I have stopped watching / listening to / reading the news as it is just so so negative and depressing. Sure the economy has gone pear shaped and there is a recession. There was one before right, and people had jobs and went out, bought stuff etc then too didn't they? Me and my hub have resolved to keep positive instead. Keep sharing the good news. It may not sell newspapers, but I want to hear it!

Dawn said...

Frugal Dreamer - exactly! I know they are excited for me when good things happen too.

Getting stuff done - Keeping positive is a fabulous plan! I think that is the best way to get through this and eventually, turn things around!

Anonymous said...

I feel like this all the time with my friend. She and her fiance are constantly trying to save money - most of which is their own doing since they had to buy the house and two new cars at the same time - but I still feel bad. I'm not hurting at the moment. I could be working on tightening the belt, certainly. But, in the grand scheme of things, I have been fortunate. And I certainly agree that it's a sad state of affairs when we make those who are doing well for themselves feel bad. Personally, I think it should be motivational. Maybe they're doing something a little different from you, what can you learn from it? Can you emulate it? That sort of thing. But overall, I just think you should be supportive of friends and family, no matter where they are financially.

Dawn said...

Kristy, you know, in many ways I feel fortunate. I still have my job and I have many friends who don't. I have a fabulous support system, and even though I am keeping the belt fairly tight, I am still having all sorts of fun and doing lots of things I enjoy. There are many folks much worse off than me, so it all comes around, you know?

Anonymous said...

Okay, I knew you may find fodder for your blog with our conversation; I am so glad you did. The way you are able to articulate it clears away the clutter and helps me to see things more clearly.
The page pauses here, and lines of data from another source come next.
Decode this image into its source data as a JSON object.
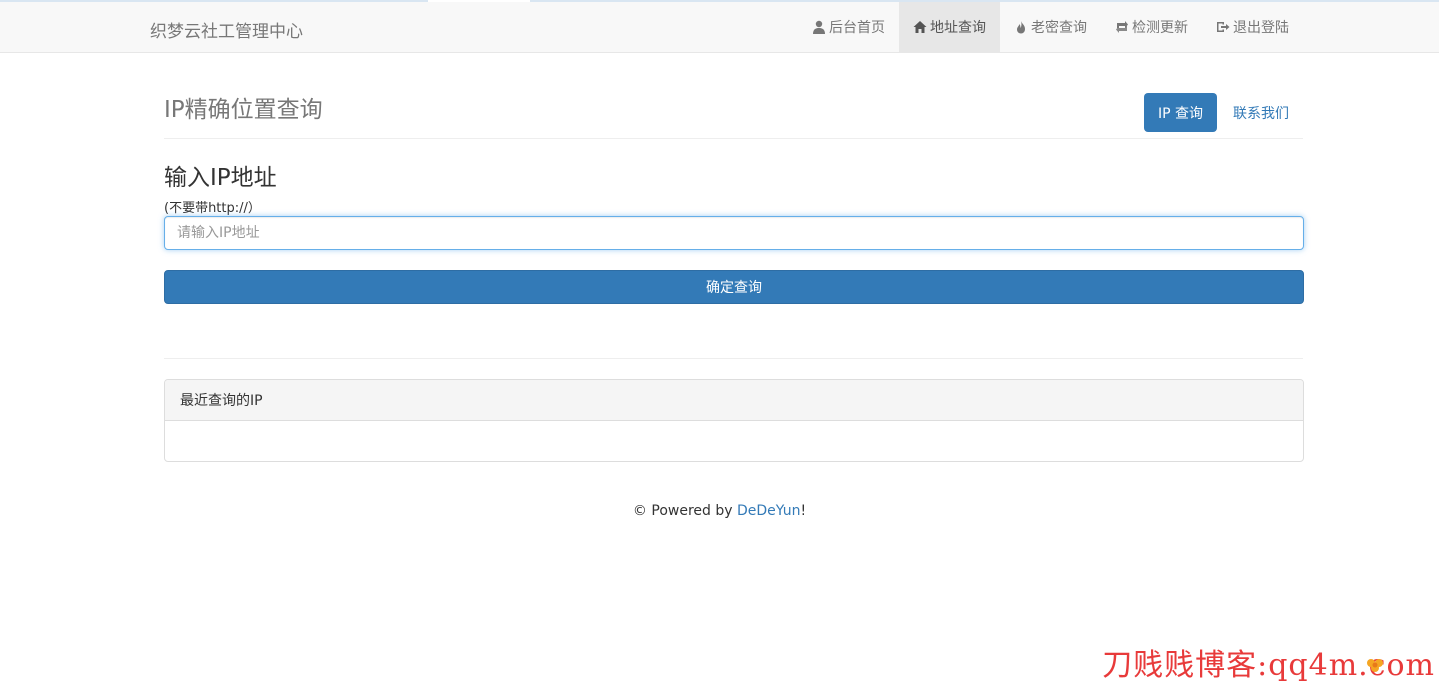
{
  "app": {
    "brand": "织梦云社工管理中心"
  },
  "nav": {
    "items": [
      {
        "label": "后台首页",
        "icon": "user-icon",
        "active": false
      },
      {
        "label": "地址查询",
        "icon": "home-icon",
        "active": true
      },
      {
        "label": "老密查询",
        "icon": "fire-icon",
        "active": false
      },
      {
        "label": "检测更新",
        "icon": "retweet-icon",
        "active": false
      },
      {
        "label": "退出登陆",
        "icon": "logout-icon",
        "active": false
      }
    ]
  },
  "header": {
    "title": "IP精确位置查询",
    "pills": [
      {
        "label": "IP 查询",
        "active": true
      },
      {
        "label": "联系我们",
        "active": false
      }
    ]
  },
  "form": {
    "section_title": "输入IP地址",
    "hint": "(不要带http://）",
    "input_placeholder": "请输入IP地址",
    "input_value": "",
    "submit_label": "确定查询"
  },
  "panel": {
    "heading": "最近查询的IP"
  },
  "footer": {
    "prefix": "© Powered by ",
    "link": "DeDeYun",
    "suffix": "!"
  },
  "watermark": {
    "text": "刀贱贱博客:qq4m.com"
  },
  "colors": {
    "primary": "#337ab7",
    "navbar_bg": "#f8f8f8",
    "watermark": "#e83a3a"
  }
}
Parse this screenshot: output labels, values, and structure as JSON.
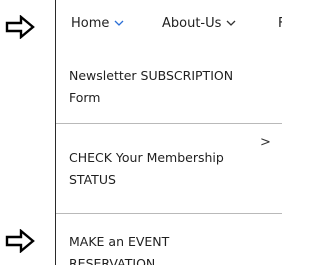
{
  "nav": {
    "home_label": "Home",
    "about_label": "About-Us",
    "cut_label": "F"
  },
  "menu": {
    "items": [
      {
        "label": "Newsletter SUBSCRIPTION Form"
      },
      {
        "label": "CHECK Your Membership STATUS",
        "submenu_glyph": ">"
      },
      {
        "label": "MAKE an EVENT RESERVATION"
      }
    ]
  },
  "icons": {
    "pointer": "outline-right-arrow-icon",
    "chevron": "chevron-down-icon"
  },
  "colors": {
    "accent_chevron": "#2b6fd6",
    "text": "#1f1f1f",
    "divider": "#b9b9b9"
  }
}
That happens pretty regularly with your blog, and those you recommend.
I have found myself making excuses when someone compliments or even just comments on my new car purchase, and I spiral down this road of justifications... such a good deal, researched for over a year, other car 9 years old, etc... I should just say thank you, and smile to myself for doing it all right. Why can't it be that easy?
Thanks, Dawn (and others), for making it easier.
-Tracey

Dawn said...

Tracey - You are welcome, and thank you for the insightful comment! Also a huge Thank You for letting me write about you. :) Speaking of which - I can't wait to see the new wheels!